Furthermore, when you don’t get a break from stressful situations while you’re dealing with depression, you can become more prone to suicidal thoughts and actions. It also increases your vulnerability to developing other mental disorders, such as bipolar disorder or anxiety.

Woman staring into space

How Chronic Stress Affects Your Social Health

Once the stress affects your mental health, your social well-being can follow soon after. You can begin experiencing anti-social behaviors because of everything you’re trying to deal with alone. When you pushed people away, you might begin turning to unhealthy coping mechanisms to handle your stress.

This is when most people turn to drugs, alcohol, or smoking to relieve their stress. But those are slippery slopes that can easily take a turn for the worse if left unchecked.
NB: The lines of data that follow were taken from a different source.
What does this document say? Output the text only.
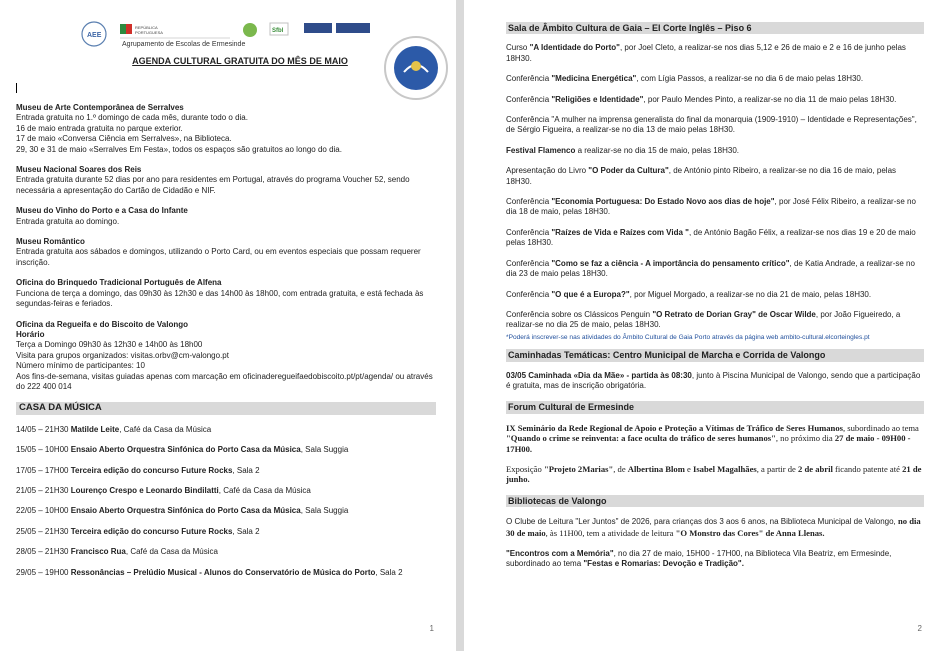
AEE
REPÚBLICA
PORTUGUESA	Sfbl
Agrupamento de Escolas de Ermesinde
AGENDA CULTURAL GRATUITA DO MÊS DE MAIO
Museu de Arte Contemporânea de Serralves
Entrada gratuita no 1.º domingo de cada mês, durante todo o dia.
16 de maio entrada gratuita no parque exterior.
17 de maio «Conversa Ciência em Serralves», na Biblioteca.
29, 30 e 31 de maio «Serralves Em Festa», todos os espaços são gratuitos ao longo do dia.
Museu Nacional Soares dos Reis
Entrada gratuita durante 52 dias por ano para residentes em Portugal, através do programa Voucher 52, sendo necessária a apresentação do Cartão de Cidadão e NIF.
Museu do Vinho do Porto e a Casa do Infante
Entrada gratuita ao domingo.
Museu Romântico
Entrada gratuita aos sábados e domingos, utilizando o Porto Card, ou em eventos especiais que possam requerer inscrição.
Oficina do Brinquedo Tradicional Português de Alfena
Funciona de terça a domingo, das 09h30 às 12h30 e das 14h00 às 18h00, com entrada gratuita, e está fechada às segundas-feiras e feriados.
Oficina da Regueifa e do Biscoito de Valongo
Horário
Terça a Domingo 09h30 às 12h30 e 14h00 às 18h00
Visita para grupos organizados: visitas.orbv@cm-valongo.pt
Número mínimo de participantes: 10
Aos fins-de-semana, visitas guiadas apenas com marcação em oficinaderegueifaedobiscoito.pt/pt/agenda/ ou através do 222 400 014
CASA DA MÚSICA
14/05 – 21H30 Matilde Leite, Café da Casa da Música
15/05 – 10H00 Ensaio Aberto Orquestra Sinfónica do Porto Casa da Música, Sala Suggia
17/05 – 17H00 Terceira edição do concurso Future Rocks, Sala 2
21/05 – 21H30 Lourenço Crespo e Leonardo Bindilatti, Café da Casa da Música
22/05 – 10H00 Ensaio Aberto Orquestra Sinfónica do Porto Casa da Música, Sala Suggia
25/05 – 21H30 Terceira edição do concurso Future Rocks, Sala 2
28/05 – 21H30 Francisco Rua, Café da Casa da Música
29/05 – 19H00 Ressonâncias – Prelúdio Musical - Alunos do Conservatório de Música do Porto, Sala 2
1
Sala de Âmbito Cultura de Gaia – El Corte Inglês – Piso 6
Curso "A Identidade do Porto", por Joel Cleto, a realizar-se nos dias 5,12 e 26 de maio e 2 e 16 de junho pelas 18H30.
Conferência "Medicina Energética", com Lígia Passos, a realizar-se no dia 6 de maio pelas 18H30.
Conferência "Religiões e Identidade", por Paulo Mendes Pinto, a realizar-se no dia 11 de maio pelas 18H30.
Conferência "A mulher na imprensa generalista do final da monarquia (1909-1910) – Identidade e Representações", de Sérgio Figueira, a realizar-se no dia 13 de maio pelas 18H30.
Festival Flamenco a realizar-se no dia 15 de maio, pelas 18H30.
Apresentação do Livro "O Poder da Cultura", de António pinto Ribeiro, a realizar-se no dia 16 de maio, pelas 18H30.
Conferência "Economia Portuguesa: Do Estado Novo aos dias de hoje", por José Félix Ribeiro, a realizar-se no dia 18 de maio, pelas 18H30.
Conferência "Raízes de Vida e Raízes com Vida ", de António Bagão Félix, a realizar-se nos dias 19 e 20 de maio pelas 18H30.
Conferência "Como se faz a ciência - A importância do pensamento crítico", de Katia Andrade, a realizar-se no dia 23 de maio pelas 18H30.
Conferência "O que é a Europa?", por Miguel Morgado, a realizar-se no dia 21 de maio, pelas 18H30.
Conferência sobre os Clássicos Penguin "O Retrato de Dorian Gray" de Oscar Wilde, por João Figueiredo, a realizar-se no dia 25 de maio, pelas 18H30.
*Poderá inscrever-se nas atividades do Âmbito Cultural de Gaia Porto através da página web ambito-cultural.elcorteingles.pt
Caminhadas Temáticas: Centro Municipal de Marcha e Corrida de Valongo
03/05 Caminhada «Dia da Mãe» - partida às 08:30, junto à Piscina Municipal de Valongo, sendo que a participação é gratuita, mas de inscrição obrigatória.
Forum Cultural de Ermesinde
IX Seminário da Rede Regional de Apoio e Proteção a Vítimas de Tráfico de Seres Humanos, subordinado ao tema "Quando o crime se reinventa: a face oculta do tráfico de seres humanos", no próximo dia 27 de maio - 09H00 - 17H00.
Exposição "Projeto 2Marias", de Albertina Blom e Isabel Magalhães, a partir de 2 de abril ficando patente até 21 de junho.
Bibliotecas de Valongo
O Clube de Leitura "Ler Juntos" de 2026, para crianças dos 3 aos 6 anos, na Biblioteca Municipal de Valongo, no dia 30 de maio, às 11H00, tem a atividade de leitura "O Monstro das Cores" de Anna Llenas.
"Encontros com a Memória", no dia 27 de maio, 15H00 - 17H00, na Biblioteca Vila Beatriz, em Ermesinde, subordinado ao tema "Festas e Romarias: Devoção e Tradição".
2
When you let yourself get sucked into that black hole, it can start affecting your personal and professional relationships.

Without you noticing it, the stress that eats at you alive can be the very thing destroying your social life. You might also become less productive at work because you’re having difficulty focusing on the tasks at hand, especially if your mind is elsewhere.

How to Deal with Chronic Stress

Having healthy coping mechanisms to deal with stress is the first step you can take to feel better. This means that you can’t turn to stress relievers that can put your health at risk, such as alcohol, drug, or nicotine dependence.

The best way to get rid of stress is by identifying what your stressors are. Do you panic when the bills arrive or when your work gets piled up? Are you going through a life-changing event such as a divorce or a break-up? By identifying the root cause of your stress, you can start developing solutions to get rid of it.

You can also follow the 4 A’s of stress management, where you avoid the unnecessary stress, alter the situations you can change, adapt to the situation, or learn to accept what you can’t change. Only then can you actually manage your stress efficiently without risking your health in the process.